The publishing industry continues to thrive, finding business models that sustain them and deliver profits to their shareholders, without fighting the idea of copyright exceptions and public interest so much.

Conclusion

Print books were a wonderful technology for the last few centuries, but it still presented huge barriers in terms of economics, usability, and access. The ebook has overcome these barriers. The use of copyright exceptions and novel business models have become practical on a massive scale, enabling new capabilities while keeping the balance between the interests of society and of publishers and authors. The Internet Archive and Bookshare are just two examples of what is possible, and both organizations have barely scratched the surface of what they could deliver. The library leaders represented here are in the vanguard, helping realize bright future for the expanded impact of the book in its ebook form.

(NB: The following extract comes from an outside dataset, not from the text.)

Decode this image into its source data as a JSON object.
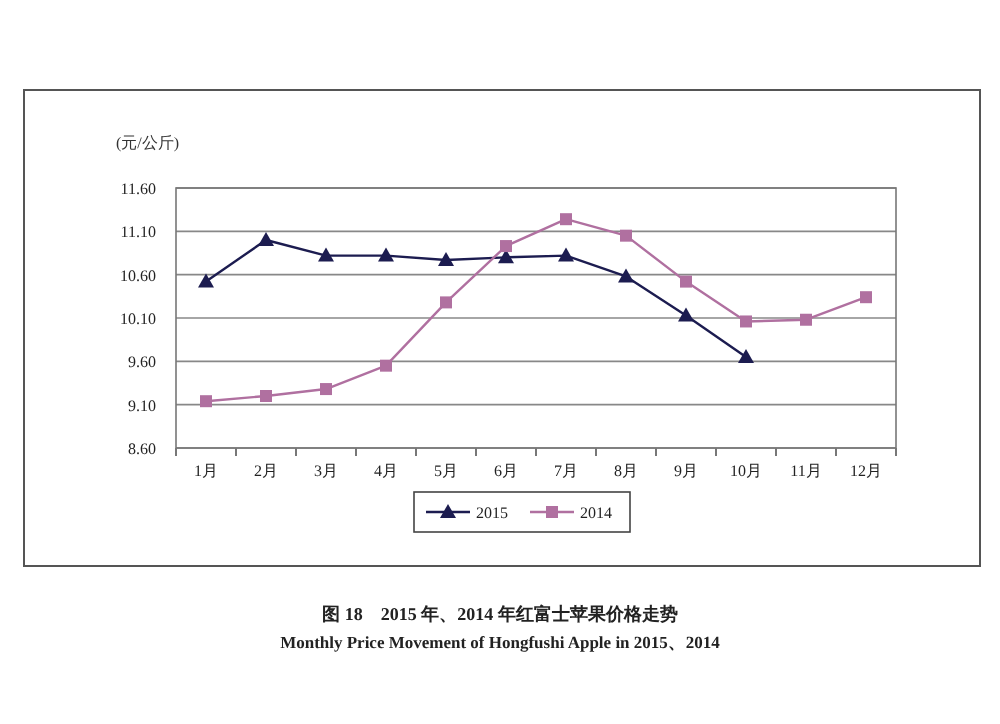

If you believe in the power of the book, if you love the book, if you feel the moral imperative to share that power and love with everybody, then you should join us in working together to fully realize this promise and bring millions of books to billions of people!

Source Note

Based on a Keynote Address to the 2017 Internet Archive Library Leaders Forum. The Forum focused on the Internet Archive’s Open Library Project, which has a goal to greatly increase access to books to people around the United States and the world.